Kunjungan ini diterima langsung oleh Plt. Kepala Bagian Persidangan Kabupaten Karanganyar, Muhamad Nurhidayat, S.E., M.M., beserta Pengelola JDIH Setwan Kabupaten Karanganyar. Fokus utama kegiatan adalah pendampingan terhadap hasil pengisian pelaporan kinerja pengelolaan JDIH serta persiapan pemenuhan indikator pada pelaporan e-reporting tahun 2026.
Evaluasi menyeluruh dilakukan terhadap pemenuhan standar indikator penilaian e-reporting sesuai ketentuan Peraturan Menteri Hukum dan HAM RI Nomor 8 Tahun 2009 tentang Standar Pengelolaan Dokumen dan Informasi Hukum. Berdasarkan Keputusan Kepala Badan Pembinaan Hukum Nasional Nomor PHN-32.HN.03.05 Tahun 2026 tentang Tim Penilaian Kinerja Anggota JDIHN, penilaian kinerja anggota JDIHN Tahun 2025 menunjukkan bahwa kinerja Sekretariat DPRD Kabupaten Karanganyar memperoleh nilai yang optimal dengan peningkatan dibandingkan tahun sebelumnya.
Meski demikian, tim monev mengidentifikasi beberapa aspek yang perlu ditingkatkan, seperti pengelolaan website Sekretariat DPRD Kabupaten Karanganyar bersama Diskominfo Kabupaten Karanganyar telah menyediakan menu dokumen hukum tetapi belum memiliki menu khusus pembentukan Peraturan Perundang‑Undangan serta fitur pencarian dengan tiga filter. Penambahan fitur tersebut penting untuk meningkatkan transparansi dan memudahkan akses publik pengunggahan risalah pembahasan PUU yang diundangkan pada tahun pelaporan. Selain itu, transformasi konten media sosial dengan konten edukasi substantif seperti infografis, videografis, podcast, artikel yang diselaraskan dengan agenda legislatif atau produk hukum yang ditetapkan pada tahun berjalan.

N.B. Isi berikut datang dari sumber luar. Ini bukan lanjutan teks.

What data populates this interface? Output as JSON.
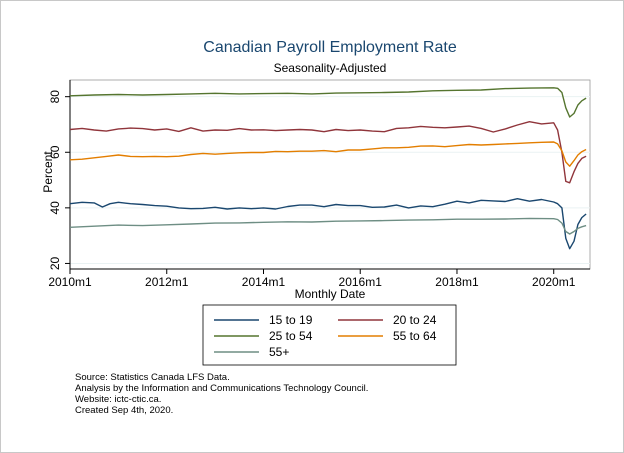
{
  "chart_data": {
    "type": "line",
    "title": "Canadian Payroll Employment Rate",
    "subtitle": "Seasonality-Adjusted",
    "xlabel": "Monthly Date",
    "ylabel": "Percent",
    "xlim": [
      2010.0,
      2020.75
    ],
    "ylim": [
      18,
      86
    ],
    "xticks": [
      {
        "value": 2010,
        "label": "2010m1"
      },
      {
        "value": 2012,
        "label": "2012m1"
      },
      {
        "value": 2014,
        "label": "2014m1"
      },
      {
        "value": 2016,
        "label": "2016m1"
      },
      {
        "value": 2018,
        "label": "2018m1"
      },
      {
        "value": 2020,
        "label": "2020m1"
      }
    ],
    "yticks": [
      {
        "value": 20,
        "label": "20"
      },
      {
        "value": 40,
        "label": "40"
      },
      {
        "value": 60,
        "label": "60"
      },
      {
        "value": 80,
        "label": "80"
      }
    ],
    "legend_position": "bottom",
    "series": [
      {
        "name": "15 to 19",
        "color": "#1a476f",
        "points": [
          [
            2010.0,
            41.5
          ],
          [
            2010.25,
            42.0
          ],
          [
            2010.5,
            41.8
          ],
          [
            2010.67,
            40.3
          ],
          [
            2010.83,
            41.5
          ],
          [
            2011.0,
            42.0
          ],
          [
            2011.25,
            41.5
          ],
          [
            2011.5,
            41.2
          ],
          [
            2011.75,
            40.8
          ],
          [
            2012.0,
            40.6
          ],
          [
            2012.25,
            40.0
          ],
          [
            2012.5,
            39.7
          ],
          [
            2012.75,
            39.8
          ],
          [
            2013.0,
            40.2
          ],
          [
            2013.25,
            39.6
          ],
          [
            2013.5,
            40.0
          ],
          [
            2013.75,
            39.7
          ],
          [
            2014.0,
            40.0
          ],
          [
            2014.25,
            39.6
          ],
          [
            2014.5,
            40.5
          ],
          [
            2014.75,
            41.0
          ],
          [
            2015.0,
            41.0
          ],
          [
            2015.25,
            40.4
          ],
          [
            2015.5,
            41.2
          ],
          [
            2015.75,
            40.8
          ],
          [
            2016.0,
            40.8
          ],
          [
            2016.25,
            40.2
          ],
          [
            2016.5,
            40.3
          ],
          [
            2016.75,
            41.0
          ],
          [
            2017.0,
            40.0
          ],
          [
            2017.25,
            40.7
          ],
          [
            2017.5,
            40.4
          ],
          [
            2017.75,
            41.3
          ],
          [
            2018.0,
            42.4
          ],
          [
            2018.25,
            41.8
          ],
          [
            2018.5,
            42.7
          ],
          [
            2018.75,
            42.5
          ],
          [
            2019.0,
            42.3
          ],
          [
            2019.25,
            43.3
          ],
          [
            2019.5,
            42.4
          ],
          [
            2019.75,
            43.0
          ],
          [
            2020.0,
            42.1
          ],
          [
            2020.08,
            41.5
          ],
          [
            2020.17,
            40.0
          ],
          [
            2020.25,
            29.0
          ],
          [
            2020.33,
            25.3
          ],
          [
            2020.42,
            28.0
          ],
          [
            2020.5,
            34.0
          ],
          [
            2020.58,
            36.5
          ],
          [
            2020.67,
            37.8
          ]
        ]
      },
      {
        "name": "20 to 24",
        "color": "#90353b",
        "points": [
          [
            2010.0,
            68.2
          ],
          [
            2010.25,
            68.6
          ],
          [
            2010.5,
            68.0
          ],
          [
            2010.75,
            67.6
          ],
          [
            2011.0,
            68.4
          ],
          [
            2011.25,
            68.7
          ],
          [
            2011.5,
            68.5
          ],
          [
            2011.75,
            68.0
          ],
          [
            2012.0,
            68.4
          ],
          [
            2012.25,
            67.5
          ],
          [
            2012.5,
            68.8
          ],
          [
            2012.75,
            67.6
          ],
          [
            2013.0,
            68.0
          ],
          [
            2013.25,
            67.9
          ],
          [
            2013.5,
            68.5
          ],
          [
            2013.75,
            68.0
          ],
          [
            2014.0,
            68.1
          ],
          [
            2014.25,
            67.8
          ],
          [
            2014.5,
            68.0
          ],
          [
            2014.75,
            68.2
          ],
          [
            2015.0,
            68.0
          ],
          [
            2015.25,
            67.4
          ],
          [
            2015.5,
            68.2
          ],
          [
            2015.75,
            67.8
          ],
          [
            2016.0,
            68.0
          ],
          [
            2016.25,
            67.6
          ],
          [
            2016.5,
            67.4
          ],
          [
            2016.75,
            68.6
          ],
          [
            2017.0,
            68.8
          ],
          [
            2017.25,
            69.3
          ],
          [
            2017.5,
            69.0
          ],
          [
            2017.75,
            68.8
          ],
          [
            2018.0,
            69.1
          ],
          [
            2018.25,
            69.4
          ],
          [
            2018.5,
            68.6
          ],
          [
            2018.75,
            67.3
          ],
          [
            2019.0,
            68.4
          ],
          [
            2019.25,
            69.8
          ],
          [
            2019.5,
            71.0
          ],
          [
            2019.75,
            70.2
          ],
          [
            2020.0,
            70.6
          ],
          [
            2020.08,
            68.0
          ],
          [
            2020.17,
            60.0
          ],
          [
            2020.25,
            49.5
          ],
          [
            2020.33,
            49.0
          ],
          [
            2020.42,
            53.0
          ],
          [
            2020.5,
            56.0
          ],
          [
            2020.58,
            57.8
          ],
          [
            2020.67,
            58.6
          ]
        ]
      },
      {
        "name": "25 to 54",
        "color": "#55752f",
        "points": [
          [
            2010.0,
            80.3
          ],
          [
            2010.5,
            80.6
          ],
          [
            2011.0,
            80.8
          ],
          [
            2011.5,
            80.6
          ],
          [
            2012.0,
            80.8
          ],
          [
            2012.5,
            81.0
          ],
          [
            2013.0,
            81.2
          ],
          [
            2013.5,
            81.0
          ],
          [
            2014.0,
            81.1
          ],
          [
            2014.5,
            81.2
          ],
          [
            2015.0,
            81.0
          ],
          [
            2015.5,
            81.3
          ],
          [
            2016.0,
            81.4
          ],
          [
            2016.5,
            81.5
          ],
          [
            2017.0,
            81.7
          ],
          [
            2017.5,
            82.1
          ],
          [
            2018.0,
            82.3
          ],
          [
            2018.5,
            82.4
          ],
          [
            2019.0,
            82.9
          ],
          [
            2019.5,
            83.1
          ],
          [
            2020.0,
            83.2
          ],
          [
            2020.08,
            83.0
          ],
          [
            2020.17,
            81.5
          ],
          [
            2020.25,
            76.0
          ],
          [
            2020.33,
            72.7
          ],
          [
            2020.42,
            74.0
          ],
          [
            2020.5,
            77.0
          ],
          [
            2020.58,
            78.5
          ],
          [
            2020.67,
            79.5
          ]
        ]
      },
      {
        "name": "55 to 64",
        "color": "#e37e00",
        "points": [
          [
            2010.0,
            57.3
          ],
          [
            2010.25,
            57.5
          ],
          [
            2010.5,
            58.0
          ],
          [
            2010.75,
            58.5
          ],
          [
            2011.0,
            59.0
          ],
          [
            2011.25,
            58.5
          ],
          [
            2011.5,
            58.4
          ],
          [
            2011.75,
            58.5
          ],
          [
            2012.0,
            58.4
          ],
          [
            2012.25,
            58.6
          ],
          [
            2012.5,
            59.2
          ],
          [
            2012.75,
            59.6
          ],
          [
            2013.0,
            59.3
          ],
          [
            2013.25,
            59.6
          ],
          [
            2013.5,
            59.8
          ],
          [
            2013.75,
            59.9
          ],
          [
            2014.0,
            59.9
          ],
          [
            2014.25,
            60.3
          ],
          [
            2014.5,
            60.2
          ],
          [
            2014.75,
            60.4
          ],
          [
            2015.0,
            60.4
          ],
          [
            2015.25,
            60.6
          ],
          [
            2015.5,
            60.2
          ],
          [
            2015.75,
            60.8
          ],
          [
            2016.0,
            60.8
          ],
          [
            2016.25,
            61.2
          ],
          [
            2016.5,
            61.6
          ],
          [
            2016.75,
            61.6
          ],
          [
            2017.0,
            61.8
          ],
          [
            2017.25,
            62.2
          ],
          [
            2017.5,
            62.3
          ],
          [
            2017.75,
            62.0
          ],
          [
            2018.0,
            62.4
          ],
          [
            2018.25,
            62.8
          ],
          [
            2018.5,
            62.6
          ],
          [
            2018.75,
            62.8
          ],
          [
            2019.0,
            63.0
          ],
          [
            2019.25,
            63.2
          ],
          [
            2019.5,
            63.4
          ],
          [
            2019.75,
            63.6
          ],
          [
            2020.0,
            63.7
          ],
          [
            2020.08,
            63.0
          ],
          [
            2020.17,
            60.5
          ],
          [
            2020.25,
            56.5
          ],
          [
            2020.33,
            55.0
          ],
          [
            2020.42,
            57.0
          ],
          [
            2020.5,
            59.0
          ],
          [
            2020.58,
            60.2
          ],
          [
            2020.67,
            61.0
          ]
        ]
      },
      {
        "name": "55+",
        "color": "#6e8e84",
        "points": [
          [
            2010.0,
            33.0
          ],
          [
            2010.5,
            33.4
          ],
          [
            2011.0,
            33.8
          ],
          [
            2011.5,
            33.6
          ],
          [
            2012.0,
            33.9
          ],
          [
            2012.5,
            34.2
          ],
          [
            2013.0,
            34.5
          ],
          [
            2013.5,
            34.6
          ],
          [
            2014.0,
            34.8
          ],
          [
            2014.5,
            35.0
          ],
          [
            2015.0,
            34.9
          ],
          [
            2015.5,
            35.2
          ],
          [
            2016.0,
            35.3
          ],
          [
            2016.5,
            35.4
          ],
          [
            2017.0,
            35.6
          ],
          [
            2017.5,
            35.7
          ],
          [
            2018.0,
            35.9
          ],
          [
            2018.5,
            35.9
          ],
          [
            2019.0,
            36.0
          ],
          [
            2019.5,
            36.2
          ],
          [
            2020.0,
            36.1
          ],
          [
            2020.08,
            35.8
          ],
          [
            2020.17,
            34.5
          ],
          [
            2020.25,
            31.5
          ],
          [
            2020.33,
            30.6
          ],
          [
            2020.42,
            31.5
          ],
          [
            2020.5,
            32.6
          ],
          [
            2020.58,
            33.2
          ],
          [
            2020.67,
            33.6
          ]
        ]
      }
    ]
  },
  "legend": [
    {
      "label": "15 to 19",
      "color": "#1a476f"
    },
    {
      "label": "20 to 24",
      "color": "#90353b"
    },
    {
      "label": "25 to 54",
      "color": "#55752f"
    },
    {
      "label": "55 to 64",
      "color": "#e37e00"
    },
    {
      "label": "55+",
      "color": "#6e8e84"
    }
  ],
  "notes": {
    "line1": "Source: Statistics Canada LFS Data.",
    "line2": "Analysis by the Information and Communications Technology Council.",
    "line3": "Website: ictc-ctic.ca.",
    "line4": "Created Sep 4th, 2020."
  }
}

Tujuan kegiatan ini adalah memaksimalkan pemenuhan indikator pengisian e-reporting JDIH Tahun 2026 sehingga kualitas pengelolaan JDIH dapat meningkat. Hasil evaluasi diharapkan menjadi masukan strategis bagi perbaikan berkelanjutan dalam penyelenggaraan dokumentasi dan informasi hukum.